Until now we have depended extensively on specialists to educate us. It is clear that this education will be inappropriate unless we educate mental health educators themselves about how mental health and mental health care is different in the primary care setting as compared to the specialty setting. This is, therefore, a call for the placement of mental health educators and trainees in primary medical settings as a principal site of service. This applies to undergraduate medical education as well as resident training.
As managed care plans develop more stringent expectations about the provision of mental health services in primary care, clinicians will have to change their
practice habits. This will require a coherent, sustained educational effort. We have no idea about the most effective way to accomplish this.
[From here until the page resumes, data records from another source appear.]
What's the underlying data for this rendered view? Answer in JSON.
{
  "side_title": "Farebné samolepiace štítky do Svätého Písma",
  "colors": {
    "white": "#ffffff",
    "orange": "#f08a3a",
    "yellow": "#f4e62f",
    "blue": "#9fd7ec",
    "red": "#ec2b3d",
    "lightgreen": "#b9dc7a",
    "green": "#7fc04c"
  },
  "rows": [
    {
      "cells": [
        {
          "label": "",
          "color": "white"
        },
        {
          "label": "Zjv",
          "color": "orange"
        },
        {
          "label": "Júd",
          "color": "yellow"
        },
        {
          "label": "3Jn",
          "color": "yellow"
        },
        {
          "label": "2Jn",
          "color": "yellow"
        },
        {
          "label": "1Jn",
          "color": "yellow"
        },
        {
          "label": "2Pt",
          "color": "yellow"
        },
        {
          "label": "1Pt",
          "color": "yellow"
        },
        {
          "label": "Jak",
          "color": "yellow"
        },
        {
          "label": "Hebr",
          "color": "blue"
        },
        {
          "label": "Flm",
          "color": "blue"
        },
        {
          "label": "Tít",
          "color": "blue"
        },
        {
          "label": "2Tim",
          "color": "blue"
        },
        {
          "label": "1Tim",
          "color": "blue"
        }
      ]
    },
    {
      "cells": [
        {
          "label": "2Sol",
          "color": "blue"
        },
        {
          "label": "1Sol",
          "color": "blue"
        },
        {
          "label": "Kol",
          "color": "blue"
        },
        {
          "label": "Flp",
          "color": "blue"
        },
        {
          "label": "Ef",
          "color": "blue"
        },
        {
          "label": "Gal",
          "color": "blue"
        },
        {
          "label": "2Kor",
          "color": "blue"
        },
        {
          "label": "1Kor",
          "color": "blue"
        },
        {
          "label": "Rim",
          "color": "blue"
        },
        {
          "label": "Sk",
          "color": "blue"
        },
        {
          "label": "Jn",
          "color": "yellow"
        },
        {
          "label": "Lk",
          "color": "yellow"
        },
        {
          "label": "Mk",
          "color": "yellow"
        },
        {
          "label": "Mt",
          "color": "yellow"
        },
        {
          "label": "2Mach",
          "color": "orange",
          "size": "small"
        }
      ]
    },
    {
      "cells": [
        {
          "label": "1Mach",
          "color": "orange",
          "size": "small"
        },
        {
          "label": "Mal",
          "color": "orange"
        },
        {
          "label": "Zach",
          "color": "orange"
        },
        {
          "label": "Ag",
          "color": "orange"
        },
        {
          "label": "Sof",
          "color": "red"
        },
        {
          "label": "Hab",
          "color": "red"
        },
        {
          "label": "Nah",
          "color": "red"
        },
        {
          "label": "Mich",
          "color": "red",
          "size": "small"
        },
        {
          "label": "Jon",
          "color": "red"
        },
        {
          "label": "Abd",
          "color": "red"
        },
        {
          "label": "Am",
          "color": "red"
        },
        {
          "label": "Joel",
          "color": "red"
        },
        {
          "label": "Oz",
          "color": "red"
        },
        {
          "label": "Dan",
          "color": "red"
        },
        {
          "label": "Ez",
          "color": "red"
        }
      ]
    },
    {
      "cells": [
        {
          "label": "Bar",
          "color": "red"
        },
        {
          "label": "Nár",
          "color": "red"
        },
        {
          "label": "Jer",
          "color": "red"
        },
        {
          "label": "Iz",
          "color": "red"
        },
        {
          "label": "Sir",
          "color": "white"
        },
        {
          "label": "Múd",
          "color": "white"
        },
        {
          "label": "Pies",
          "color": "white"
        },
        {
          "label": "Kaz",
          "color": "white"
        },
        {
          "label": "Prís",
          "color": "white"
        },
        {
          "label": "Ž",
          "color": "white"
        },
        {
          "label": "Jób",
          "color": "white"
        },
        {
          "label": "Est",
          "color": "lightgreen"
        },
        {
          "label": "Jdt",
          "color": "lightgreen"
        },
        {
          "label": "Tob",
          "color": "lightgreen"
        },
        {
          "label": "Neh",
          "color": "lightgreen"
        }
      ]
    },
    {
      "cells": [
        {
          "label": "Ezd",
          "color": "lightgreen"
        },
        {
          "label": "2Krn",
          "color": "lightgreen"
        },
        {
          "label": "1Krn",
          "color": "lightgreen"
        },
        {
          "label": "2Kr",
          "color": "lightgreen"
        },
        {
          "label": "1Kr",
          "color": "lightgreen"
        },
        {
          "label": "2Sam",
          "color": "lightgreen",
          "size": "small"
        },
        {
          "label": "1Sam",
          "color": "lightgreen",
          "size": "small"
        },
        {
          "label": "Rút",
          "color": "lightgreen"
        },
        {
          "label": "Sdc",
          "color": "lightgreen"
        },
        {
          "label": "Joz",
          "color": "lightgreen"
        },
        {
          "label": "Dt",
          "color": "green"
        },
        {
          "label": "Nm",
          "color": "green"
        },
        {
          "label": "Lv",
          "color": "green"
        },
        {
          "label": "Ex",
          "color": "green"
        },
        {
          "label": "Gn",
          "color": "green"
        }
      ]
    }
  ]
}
We must come to terms with what we have learned about mental health in primary care—we cannot unlearn what we have discovered. We must either mobilize our clinical resources to address mental problems or explicitly acknowledge that their prevalence and salience are insufficient to justify the expense and effort that it takes to address them. In some cases, for some disorders, this is probably the best course of action, but the evidence suggests that reordering primary care to accommodate the mental distress of patients would be a good investment.
Therefore, we must proceed to provide the incentives and resources necessary to force a restructuring of primary care along these lines. Nobody knows how to do this yet. For some years this will most likely involve experiments with modified caseloads, interjection of new personnel into the primary health care team, acquisition of skills and tasks by current members of the primary health care team, and new collaborative and consultative relationships with mental health professionals. It will involve the development of clear, explicit clinical expectations coupled with the knowledge, skills, and attitudes necessary to accomplish the expected clinical care. Management guidelines and diagnostic instruments are being developed for the most common mental diagnoses in primary care; now we must learn how to implement these tools into our routine clinical activities. This process will need to transpire under the eye of services researchers, economists, mental health professionals, and primary care clinicians—but mostly patients themselves should decide who will do what to whom.